Among other G7 countries, the US has banned Russian oil imports, while the EU is planning to ban seaborne Russian oil imports by the end of the year.
Ministers are aiming to have the price cap in place in time for the EU import ban, with details still being finalised.
The price of Brent crude rose slightly on Friday as traders anticipated potential production cuts as recession fears loom.
It came as the deputy chairman of Russia’s central bank admitted Russian banks had lost a combined 1.5 trillion roubles ($25bn) in the first half of the year as western sanctions shut the country out of large parts of the global financial system.
It marks the first time Moscow has disclosed figures for its banking sector since the invasion of Ukraine.
Russia’s financial system has been a key target of sanctions as the West tries to stymie the Kremlin’s war chest.
Dmitry Tulin, first deputy chairman, said around two-thirds of the losses came from foreign currency operations as lenders were blocked from trading in dollars, euros and other currencies.
He told business newspaper RBC that the losses were concentrated among Russia’s “systemically important” banks, which are the largest and have higher capital adequacy requirements.

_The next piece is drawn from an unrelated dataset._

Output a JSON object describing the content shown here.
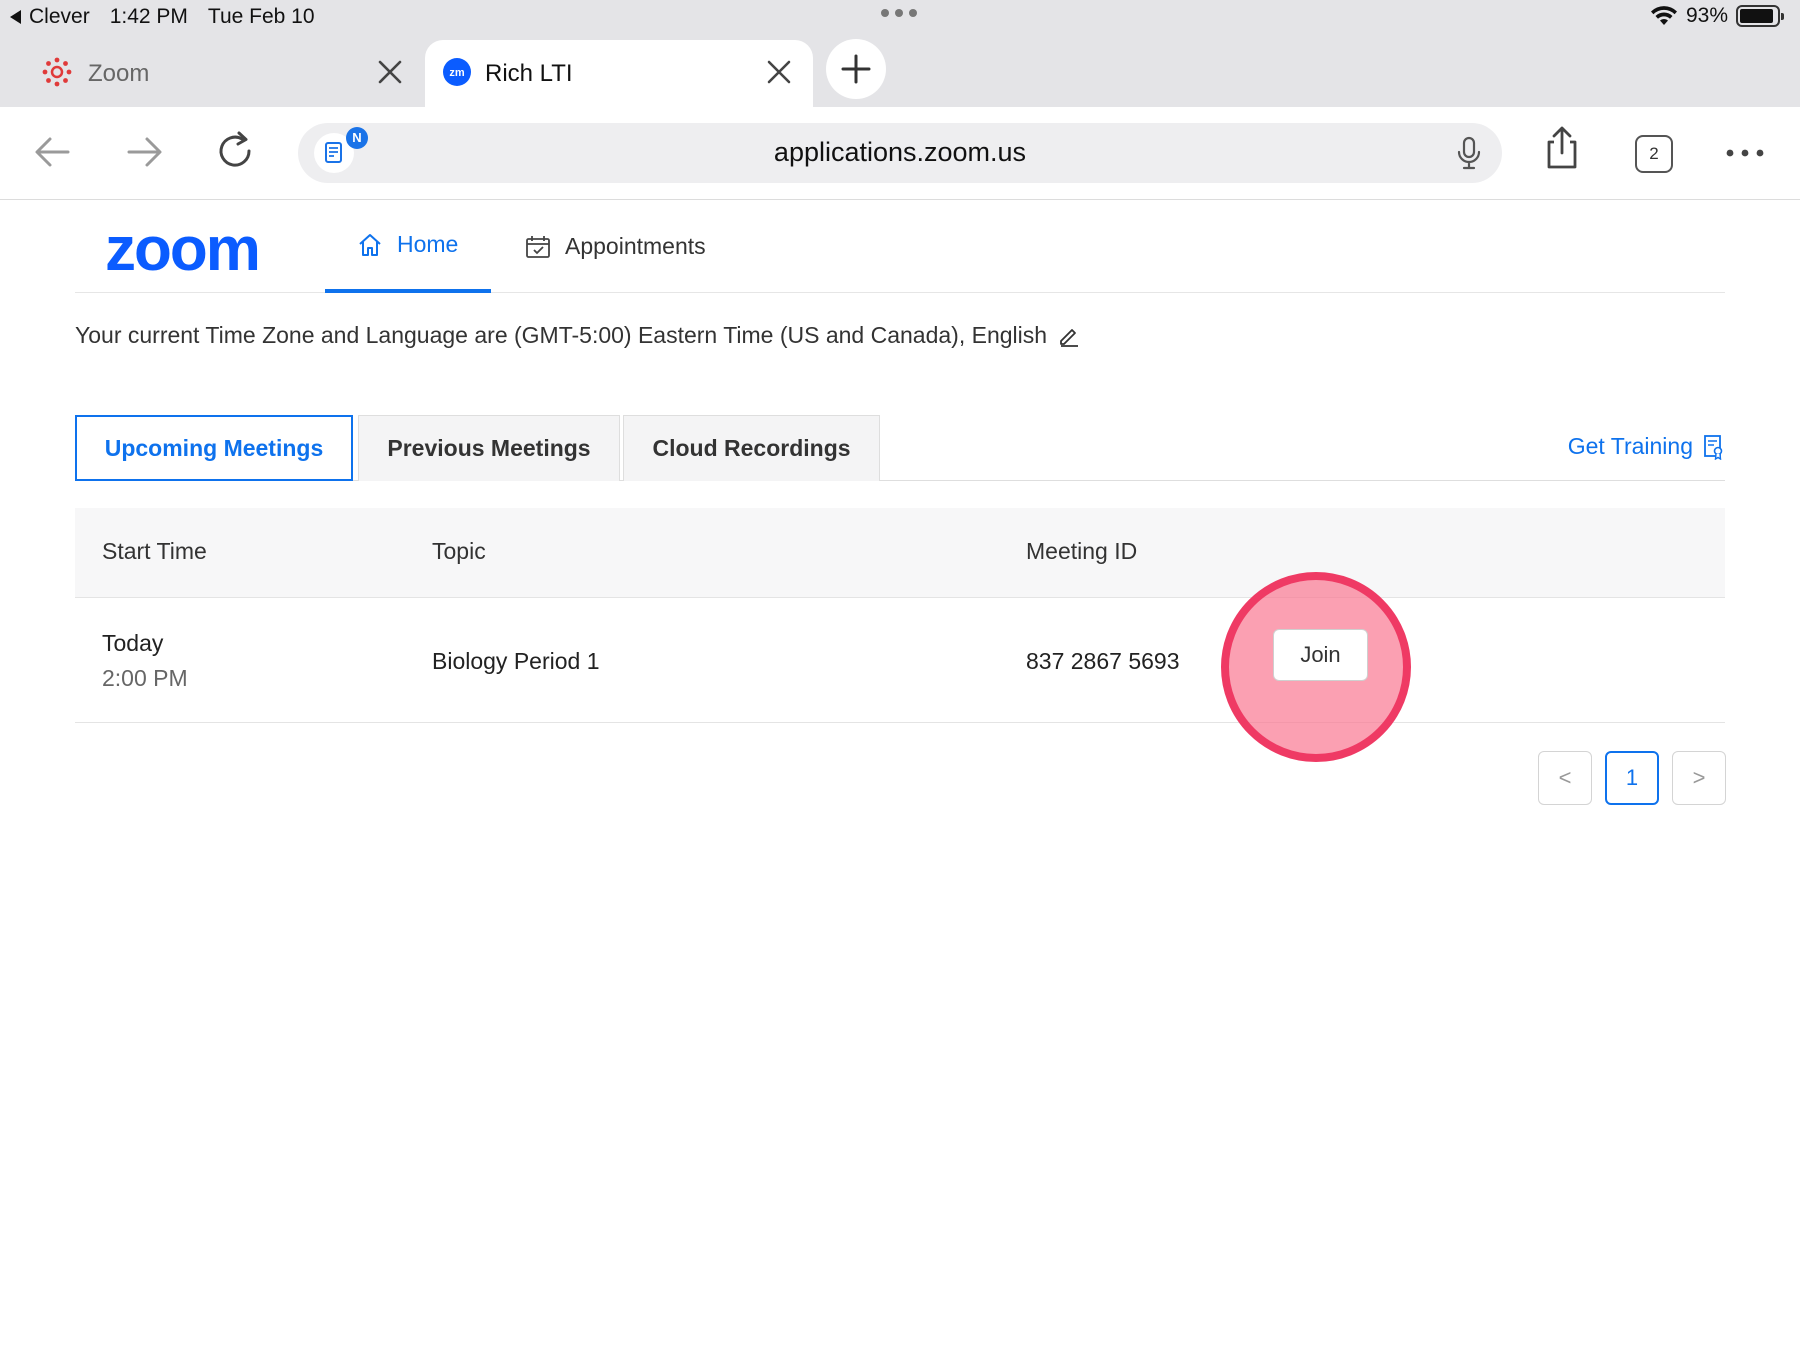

Mr Tulin insisted the central bank did not expect a repeat of the 2014-17 banking crisis, when the regulator had to bail out several lenders.
In June, Russia defaulted on its foreign debt for the first time since the Bolshevik Revolution in 1918 after the US blocked access to $600m of funds in Wall Street banks, leaving it unable to make repayments.
The central bank’s assets have been frozen, blocking access to more foreign reserves, while many Russian lenders have been excluded from the Swift international payments system.
The UK has also frozen Russia out of its financial system, alongside its move to phase out all energy imports from the country.
Mr Tulin said it had become “more and more problematic” for Russian lenders to make payments in “toxic” currencies even when they were not directly targeted by sanctions.